Она подняла на него глаза и улыбнулась:
— Не хочется мешать. Вы собираетесь все вместе, нужно поговорить, а я, вероятно, стесняю.
— Ну что вы? Какое стеснение?! В кают-компании никто никого не стесняет. Да и о чем таком особенном говорить? Все мы плаваем на «Иртыше» давно. А к концу даже первого рейса кажется, что и мысли своего соседа знаешь. Приходите, как все, в двенадцать.
Она молчала, рассеянно складывая и расправляя салфетку.
— Знаете, Николай Степанович, когда в тумане шли, стояла у борта и думала. Только не смейтесь: какое-то шестое чувство должно быть у капитана.
— Никакого такого шестого чувства нет, есть приборы и некоторый опыт, — мягко возразил Николай Степанович, польщенный, однако, тем, что было сказано.
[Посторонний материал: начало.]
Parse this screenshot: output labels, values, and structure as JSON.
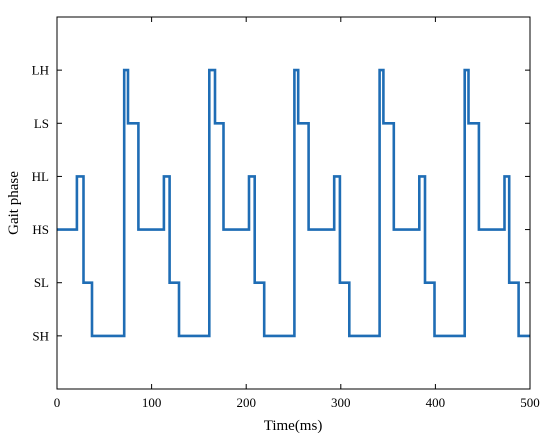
{
  "chart_data": {
    "type": "line",
    "title": "",
    "xlabel": "Time(ms)",
    "ylabel": "Gait phase",
    "xlim": [
      0,
      500
    ],
    "xticks": [
      0,
      100,
      200,
      300,
      400,
      500
    ],
    "xtick_labels": [
      "0",
      "100",
      "200",
      "300",
      "400",
      "500"
    ],
    "ylim": [
      0,
      7
    ],
    "yticks": [
      1,
      2,
      3,
      4,
      5,
      6
    ],
    "ytick_labels": [
      "SH",
      "SL",
      "HS",
      "HL",
      "LS",
      "LH"
    ],
    "grid": false,
    "legend": "none",
    "line_color": "#1f6db5",
    "series": [
      {
        "points": [
          [
            0,
            3
          ],
          [
            21,
            3
          ],
          [
            21,
            4
          ],
          [
            28,
            4
          ],
          [
            28,
            2
          ],
          [
            37,
            2
          ],
          [
            37,
            1
          ],
          [
            71,
            1
          ],
          [
            71,
            6
          ],
          [
            75,
            6
          ],
          [
            75,
            5
          ],
          [
            86,
            5
          ],
          [
            86,
            3
          ],
          [
            113,
            3
          ],
          [
            113,
            4
          ],
          [
            119,
            4
          ],
          [
            119,
            2
          ],
          [
            129,
            2
          ],
          [
            129,
            1
          ],
          [
            161,
            1
          ],
          [
            161,
            6
          ],
          [
            167,
            6
          ],
          [
            167,
            5
          ],
          [
            176,
            5
          ],
          [
            176,
            3
          ],
          [
            203,
            3
          ],
          [
            203,
            4
          ],
          [
            209,
            4
          ],
          [
            209,
            2
          ],
          [
            219,
            2
          ],
          [
            219,
            1
          ],
          [
            251,
            1
          ],
          [
            251,
            6
          ],
          [
            255,
            6
          ],
          [
            255,
            5
          ],
          [
            266,
            5
          ],
          [
            266,
            3
          ],
          [
            293,
            3
          ],
          [
            293,
            4
          ],
          [
            299,
            4
          ],
          [
            299,
            2
          ],
          [
            309,
            2
          ],
          [
            309,
            1
          ],
          [
            341,
            1
          ],
          [
            341,
            6
          ],
          [
            345,
            6
          ],
          [
            345,
            5
          ],
          [
            356,
            5
          ],
          [
            356,
            3
          ],
          [
            383,
            3
          ],
          [
            383,
            4
          ],
          [
            389,
            4
          ],
          [
            389,
            2
          ],
          [
            399,
            2
          ],
          [
            399,
            1
          ],
          [
            431,
            1
          ],
          [
            431,
            6
          ],
          [
            435,
            6
          ],
          [
            435,
            5
          ],
          [
            446,
            5
          ],
          [
            446,
            3
          ],
          [
            473,
            3
          ],
          [
            473,
            4
          ],
          [
            478,
            4
          ],
          [
            478,
            2
          ],
          [
            488,
            2
          ],
          [
            488,
            1
          ],
          [
            500,
            1
          ]
        ]
      }
    ]
  }
}
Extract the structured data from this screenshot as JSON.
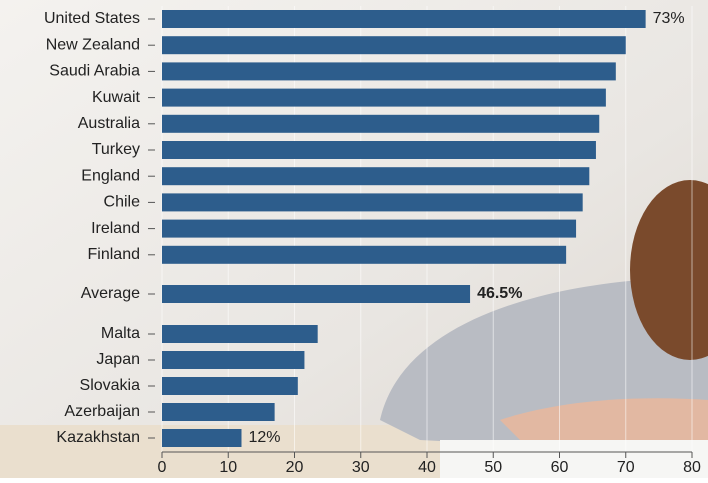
{
  "chart_data": {
    "type": "barh",
    "categories": [
      "United States",
      "New Zealand",
      "Saudi Arabia",
      "Kuwait",
      "Australia",
      "Turkey",
      "England",
      "Chile",
      "Ireland",
      "Finland",
      "Average",
      "Malta",
      "Japan",
      "Slovakia",
      "Azerbaijan",
      "Kazakhstan"
    ],
    "values": [
      73,
      70,
      68.5,
      67,
      66,
      65.5,
      64.5,
      63.5,
      62.5,
      61,
      46.5,
      23.5,
      21.5,
      20.5,
      17,
      12
    ],
    "value_labels": [
      "73%",
      null,
      null,
      null,
      null,
      null,
      null,
      null,
      null,
      null,
      "46.5%",
      null,
      null,
      null,
      null,
      "12%"
    ],
    "color": "#2d5d8c",
    "xlim": [
      0,
      80
    ],
    "xticks": [
      0,
      10,
      20,
      30,
      40,
      50,
      60,
      70,
      80
    ],
    "grid": true
  }
}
— Но капитаном надо родиться, как рождается человек с талантом певца, поэта, музыканта, — задумчиво продолжала она. — Недаром столько стихов сложено о моряках. А сами по себе имена Колумб, Кук, Васко да Гама, Амундсен — это уже романтика!
Николай Степанович был тронут ее доверчивым, искренним тоном.
— То были времена фрегатов, барков. А теперь надежные, отлично оборудованные океанские лайнеры.
— Море и теперь — опасности, тревоги. Да вы и сами это чувствуете, хотя бы по тому, как относятся к вам ваши близкие.
— Не очень чувствую… — Капитан невесело улыбнулся, вспомнив выкрики сына.
Закончив обед, он достал сигареты и закурил. Встать и уйти, не сказав ей больше ни слова, неудобно.
— Не скрою, Татьяна Константиновна, мне было очень лестно услышать ваше мнение о моряках. — Николай Степанович аккуратно стряхнул пепел с сигареты и, улыбнувшись каким-то своим мыслям, продолжал: — Может, мы и не столь романтичны, но, ей-богу, жизнь у нас, действительно, не такая уж легкая.
— Понимаю, — проговорила Лазарева и робко улыбнулась.